1971. Find if Path Exists in Graph 🌟

There is a bi-directional graph with n vertices, where each vertex is labeled from 0 to n - 1 (inclusive). The edges in the graph are represented as a 2D integer array edges, where each edges[i] = [ui, vi] denotes a bi-directional edge between vertex ui and vertex vi. Every vertex pair is connected by at most one edge, and no vertex has an edge to itself.

You want to determine if there is a valid path that exists from vertex source to vertex destination.

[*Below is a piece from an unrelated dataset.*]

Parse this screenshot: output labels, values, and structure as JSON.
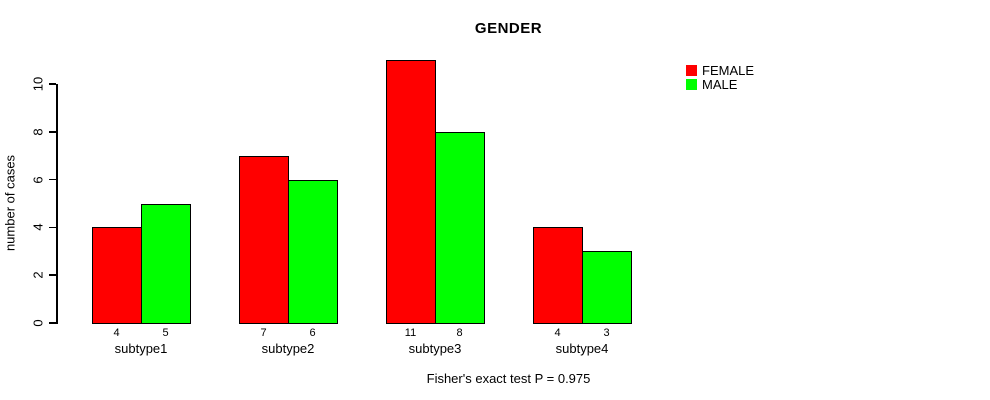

Given edges and the integers n, source, and destination, return true if there is a valid path from source to destination, or false otherwise.

DFS

• Basic DFS with stack

Code

class Solution {

public:
    bool validPath(int n, vector<vector<int>>& edges, int source, int destination)
    {
        vector<vector<int>> adj_list(n);
        for (auto& edge : edges) {
            adj_list[edge[0]].push_back(edge[1]);
            adj_list[edge[1]].push_back(edge[0]);
        }

        stack<int> st;
        st.push(source);

        vector<bool> visited(n, false);

        while (!st.empty()) {
            int curr = st.top();
            st.pop();

            if (curr == destination) {
                return true;
            }

            for (auto& next : adj_list[curr]) {
                if (!visited[next]) {
                    visited[next] = true;
                    st.push(next);
                }
            }
        }
        return false;
    }
};

UnionFind

• If path exist between 2 nodes then they are in same component.
• We can use UnionFind to know if source and destination are in same component.

Code

class UnionFind {
private:
    int* parent;
    int* nodeRank;
    int n;
    int connectedCount;

public:
    // TC: O(N)
    UnionFind(int sz)
    {
        this->n = sz;
        this->connectedCount = sz;
        parent = new int[n + 1];
        nodeRank = new int[n + 1];
        for (int i = 0; i <= n; i++) {
            parent[i] = i;
            nodeRank[i] = 0;
        }
    }

    // TC: O(1) amortized
    int findParent(int node)
    {
        if (node == parent[node])
            return node;
        return parent[node] = findParent(parent[node]); // path compression
    }

    // TC: O(1) amortized
    void unionSet(int u, int v)
    {
        u = findParent(u);
        v = findParent(v);

        // union by rank
        if (u != v) {
            if (nodeRank[u] < nodeRank[v])
                parent[u] = v;
            else if (nodeRank[u] > nodeRank[v])
                parent[v] = u;
            else {
                parent[v] = u; // join to anyone
                nodeRank[u]++; // increase rank(level)
            }
            connectedCount--;
        }
    }

    // TC: O(1) amortized
    bool connected(int u, int v)
    {
        return findParent(u) == findParent(v);
    }

    // TC: O(1)
    int getConnectedCount()
    {
        return connectedCount;
    }
};

class Solution {
public:
    bool validPath(int n, vector<vector<int>>& edges, int source, int destination)
    {
        UnionFind uf(n);
        for (auto& edge : edges) {
            uf.unionSet(edge[0], edge[1]);
        }
        return uf.connected(source, destination);
    }
};